Christmas is another of those holidays that well-meaning, but historically inaccurate in claiming it is of pagan origin. Christmas trees, holly, wreaths, and even giving gifts are evidence of the pagan origins of Christmas. The reality is, however, we can still celebrate the birth of our Savior at Christmastime.
Is Christmas Pagan in Origin?
I think most of us have, at some point, encountered some of the claims I mentioned above. One of the most often-used arguments runs as follows: the ancient Romans had a holiday known as Saturnalia, which was a winter solstice celebration lasting from December 17 to roughly December 25. The claim is that this pagan holiday was in honor of Sol Invictus, the Victorious Sun.
Depending on the version you are told, either Constantine enforced its celebration, or the church adopted it in an effort to bring others into Christianity.
What is true is that the church saw fit to consecrate certain days to the Lord, recognizing that the pagan holidays were evil and should be counteracted. So, they would redeem the dates in question by designating Christian observances to fall on those dates. This is not the same at all as adopting pagan customs and holidays. The difference may be subtle, but it is very significant in its difference.
We know that Jesus Christ was not born on December 25. Nor did any of the Church Fathers, who all speculated that His birthday would have been during the Spring, not winter. The earliest reference to December 25as the observance of the birth of the Lord is in a document known as the Philocalian Calendar, dated to the fourth century A.D.
Keep in mind, it is mentioned only as the date of the observance of His birth, not as the actual date of His birth. We also know from the writings of the Church Fathers that the Donatists also observed His birth on that date.
Now, what is important to keep in mind is that the early Christians were very aware of the spiritual dangers of paganism and went out of their way not to compromise their faith with pagan idolatry.
The date was not of importance in the observance of the Lord’s birth. In fact, since the time of the Apostolic Fathers, the churches of the East celebrated His birth on January 6or 7, and continue to do so today. Why the difference in dates? Precisely because the date is not important, but the observance is.
What Are the Dates of Christmas?
Kevin DeYoung, professor of Systematic Theology at Reformed Theological Seminary, states that the reason December 25 is celebrated in the West is due to a few calendrical issues related to the death and the conception of Christ. He writes:
“From the date of Christ’s death, to the (same) date of his conception, we can easily see where the date of Christmas could have come from. If Jesus was conceived on March 25, then the best date to celebrate his birth must be nine months later on December 25 (or, in the East, January 6). While we can’t know for certain that this is where December 25 came from — and we certainly can’t be dogmatic about the historicity of the date — there is much better ancient evidence to suggest that our date for Christmas is tied to Christ’s death and conception than tied to the pagan celebrations of Saturnalia and Sol Invictus.”

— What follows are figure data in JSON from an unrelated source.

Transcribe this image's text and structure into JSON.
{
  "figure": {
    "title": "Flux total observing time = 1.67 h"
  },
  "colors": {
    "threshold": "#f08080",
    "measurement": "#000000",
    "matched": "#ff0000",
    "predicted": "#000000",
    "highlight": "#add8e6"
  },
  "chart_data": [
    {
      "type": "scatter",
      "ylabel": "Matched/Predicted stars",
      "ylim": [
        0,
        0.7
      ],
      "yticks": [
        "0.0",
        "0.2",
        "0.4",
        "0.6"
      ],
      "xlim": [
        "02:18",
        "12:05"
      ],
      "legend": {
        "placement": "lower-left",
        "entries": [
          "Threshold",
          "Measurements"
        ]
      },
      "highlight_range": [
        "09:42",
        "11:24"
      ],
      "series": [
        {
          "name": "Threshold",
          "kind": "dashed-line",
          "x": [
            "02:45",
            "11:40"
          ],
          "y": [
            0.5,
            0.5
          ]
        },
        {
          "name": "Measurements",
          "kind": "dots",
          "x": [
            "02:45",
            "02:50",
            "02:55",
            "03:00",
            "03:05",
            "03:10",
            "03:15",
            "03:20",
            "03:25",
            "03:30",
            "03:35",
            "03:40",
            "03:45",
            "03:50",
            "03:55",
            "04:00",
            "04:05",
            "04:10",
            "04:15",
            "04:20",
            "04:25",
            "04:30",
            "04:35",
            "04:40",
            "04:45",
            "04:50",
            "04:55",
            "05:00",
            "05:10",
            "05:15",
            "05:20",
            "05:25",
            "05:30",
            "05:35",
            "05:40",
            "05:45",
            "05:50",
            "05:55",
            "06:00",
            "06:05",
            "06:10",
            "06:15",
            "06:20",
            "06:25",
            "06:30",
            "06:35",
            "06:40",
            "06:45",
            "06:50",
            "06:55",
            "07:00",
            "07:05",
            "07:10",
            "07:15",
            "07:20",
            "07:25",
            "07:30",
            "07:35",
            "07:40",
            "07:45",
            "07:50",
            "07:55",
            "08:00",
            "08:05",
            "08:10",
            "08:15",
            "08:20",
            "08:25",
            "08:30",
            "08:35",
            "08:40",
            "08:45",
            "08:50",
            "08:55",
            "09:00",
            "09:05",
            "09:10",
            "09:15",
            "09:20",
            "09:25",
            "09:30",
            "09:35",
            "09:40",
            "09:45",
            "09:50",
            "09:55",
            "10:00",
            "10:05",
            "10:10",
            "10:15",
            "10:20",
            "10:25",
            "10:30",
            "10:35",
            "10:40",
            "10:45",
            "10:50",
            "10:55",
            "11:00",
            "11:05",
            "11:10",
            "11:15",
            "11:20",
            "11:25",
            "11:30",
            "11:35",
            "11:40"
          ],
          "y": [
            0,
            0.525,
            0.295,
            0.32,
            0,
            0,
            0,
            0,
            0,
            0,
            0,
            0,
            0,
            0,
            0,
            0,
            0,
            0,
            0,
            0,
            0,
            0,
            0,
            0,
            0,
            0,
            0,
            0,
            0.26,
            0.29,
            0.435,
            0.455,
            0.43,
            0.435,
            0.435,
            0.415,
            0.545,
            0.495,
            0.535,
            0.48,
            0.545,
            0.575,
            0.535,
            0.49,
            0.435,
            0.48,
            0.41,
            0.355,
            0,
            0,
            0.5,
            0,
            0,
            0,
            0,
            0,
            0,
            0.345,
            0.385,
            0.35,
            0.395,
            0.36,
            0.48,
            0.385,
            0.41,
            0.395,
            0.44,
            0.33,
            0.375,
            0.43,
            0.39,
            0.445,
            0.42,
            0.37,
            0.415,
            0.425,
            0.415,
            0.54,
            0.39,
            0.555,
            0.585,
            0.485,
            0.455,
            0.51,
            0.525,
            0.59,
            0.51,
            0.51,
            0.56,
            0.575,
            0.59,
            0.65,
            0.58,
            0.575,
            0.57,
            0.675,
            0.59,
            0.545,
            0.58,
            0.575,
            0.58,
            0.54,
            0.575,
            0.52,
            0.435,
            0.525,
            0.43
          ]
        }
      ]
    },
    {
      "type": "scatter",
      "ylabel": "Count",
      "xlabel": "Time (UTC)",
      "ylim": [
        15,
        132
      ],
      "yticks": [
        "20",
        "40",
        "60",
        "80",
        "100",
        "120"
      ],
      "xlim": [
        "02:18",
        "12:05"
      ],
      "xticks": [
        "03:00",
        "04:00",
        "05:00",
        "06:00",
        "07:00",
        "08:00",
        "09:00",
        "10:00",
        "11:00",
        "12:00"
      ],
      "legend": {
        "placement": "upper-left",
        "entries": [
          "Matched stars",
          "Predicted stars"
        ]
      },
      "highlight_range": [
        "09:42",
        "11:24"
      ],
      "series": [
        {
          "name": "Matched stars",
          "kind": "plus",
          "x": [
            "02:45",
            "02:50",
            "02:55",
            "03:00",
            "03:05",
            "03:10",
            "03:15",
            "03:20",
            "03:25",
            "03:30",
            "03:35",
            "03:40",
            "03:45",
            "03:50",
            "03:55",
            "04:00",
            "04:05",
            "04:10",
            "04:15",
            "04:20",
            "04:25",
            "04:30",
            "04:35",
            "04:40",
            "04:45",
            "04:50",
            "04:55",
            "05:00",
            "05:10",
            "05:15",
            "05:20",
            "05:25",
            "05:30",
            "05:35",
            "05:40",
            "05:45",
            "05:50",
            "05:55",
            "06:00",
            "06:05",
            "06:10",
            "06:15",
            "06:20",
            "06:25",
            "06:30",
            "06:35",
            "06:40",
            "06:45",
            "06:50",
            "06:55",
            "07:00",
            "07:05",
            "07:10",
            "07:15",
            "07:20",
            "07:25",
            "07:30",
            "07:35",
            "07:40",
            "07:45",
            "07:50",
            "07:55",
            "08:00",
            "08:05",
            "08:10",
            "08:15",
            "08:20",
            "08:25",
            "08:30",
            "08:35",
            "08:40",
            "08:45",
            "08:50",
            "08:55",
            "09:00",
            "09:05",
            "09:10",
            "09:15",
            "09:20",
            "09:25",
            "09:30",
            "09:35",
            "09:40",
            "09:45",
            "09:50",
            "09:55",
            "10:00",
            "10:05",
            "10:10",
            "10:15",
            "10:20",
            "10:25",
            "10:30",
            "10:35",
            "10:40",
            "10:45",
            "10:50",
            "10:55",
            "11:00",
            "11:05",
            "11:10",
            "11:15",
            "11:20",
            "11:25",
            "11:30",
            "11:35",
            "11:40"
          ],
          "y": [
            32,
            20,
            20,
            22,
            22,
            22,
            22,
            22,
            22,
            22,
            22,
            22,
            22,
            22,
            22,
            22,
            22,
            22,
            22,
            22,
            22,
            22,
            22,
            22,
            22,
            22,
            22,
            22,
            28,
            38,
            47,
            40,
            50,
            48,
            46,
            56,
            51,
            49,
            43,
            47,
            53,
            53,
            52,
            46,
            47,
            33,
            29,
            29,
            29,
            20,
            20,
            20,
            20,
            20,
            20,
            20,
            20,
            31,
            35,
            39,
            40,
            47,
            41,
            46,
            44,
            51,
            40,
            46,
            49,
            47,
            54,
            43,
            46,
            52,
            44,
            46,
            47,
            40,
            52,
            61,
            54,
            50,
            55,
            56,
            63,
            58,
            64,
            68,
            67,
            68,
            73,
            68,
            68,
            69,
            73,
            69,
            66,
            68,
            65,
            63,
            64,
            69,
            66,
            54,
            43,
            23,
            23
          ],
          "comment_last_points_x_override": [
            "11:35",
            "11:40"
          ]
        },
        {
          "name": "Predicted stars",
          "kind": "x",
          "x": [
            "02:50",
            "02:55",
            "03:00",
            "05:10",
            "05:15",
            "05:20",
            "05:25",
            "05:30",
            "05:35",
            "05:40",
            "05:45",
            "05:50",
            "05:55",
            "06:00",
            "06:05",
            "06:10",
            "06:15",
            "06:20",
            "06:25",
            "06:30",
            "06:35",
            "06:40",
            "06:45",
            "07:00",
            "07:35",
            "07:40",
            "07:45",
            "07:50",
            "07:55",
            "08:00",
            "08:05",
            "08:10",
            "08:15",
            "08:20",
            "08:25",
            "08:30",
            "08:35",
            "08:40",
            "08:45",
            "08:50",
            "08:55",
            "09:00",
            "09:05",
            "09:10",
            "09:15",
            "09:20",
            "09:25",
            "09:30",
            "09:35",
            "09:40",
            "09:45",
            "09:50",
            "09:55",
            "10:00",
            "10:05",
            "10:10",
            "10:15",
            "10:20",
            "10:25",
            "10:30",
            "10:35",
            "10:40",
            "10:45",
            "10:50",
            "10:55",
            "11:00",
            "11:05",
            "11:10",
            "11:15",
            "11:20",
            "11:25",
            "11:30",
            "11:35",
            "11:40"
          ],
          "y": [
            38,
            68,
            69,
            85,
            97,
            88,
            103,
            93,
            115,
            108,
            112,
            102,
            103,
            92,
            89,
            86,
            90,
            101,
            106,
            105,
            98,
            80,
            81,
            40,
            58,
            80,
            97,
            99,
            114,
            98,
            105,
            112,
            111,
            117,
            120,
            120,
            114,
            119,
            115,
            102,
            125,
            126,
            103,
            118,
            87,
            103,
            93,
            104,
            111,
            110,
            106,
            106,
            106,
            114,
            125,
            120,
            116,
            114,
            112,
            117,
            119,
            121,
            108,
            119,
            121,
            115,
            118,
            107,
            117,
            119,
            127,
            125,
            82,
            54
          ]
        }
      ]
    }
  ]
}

While the intentions of many of the “Christmas is pagan” crowd may be good, their research is flawed. The claims of the date of Christmas being a pagan celebration have little to do with historical fact.
We find similar flawed claims about Christmas trees. Some think that they are rooted in paganism and associated with Nimrod worship. The truth is, again, much different. Scripture makes frequent reference to the evergreen tree as a symbol of the Lord’s blessing upon Israel (Isaiah 41:19; 55:13; Numbers 24:6; Psalm 104:16; 148:9).
To use them today as symbols of the Lord’s ultimate blessing and provision for His people is certainly fitting! On a purely historical note, the first recorded mention of a Christmas tree is from A.D. 1510. In Riga, Latvia. It is recorded that men from the local merchants’ guild gathered together to decorate a tree with roses (a symbol for the Virgin Mary).
After this, we have a record in Alsace, France that trees were sold and taken home to be decorated. And by the 1600s, trees were decorated in the churches of Germany in connection with the birth of the Lord.
Both will affirm that, while the Christmas tree as we know it today is not mentioned in the Bible, it is also not of pagan origin.
Celebrating Christmas as Christians
So, set up your tree as a symbol of your appreciation for the blessings and presence of the Lord in your life and that of your family for one of the most beautiful Christian holidays you and your family will ever experience together.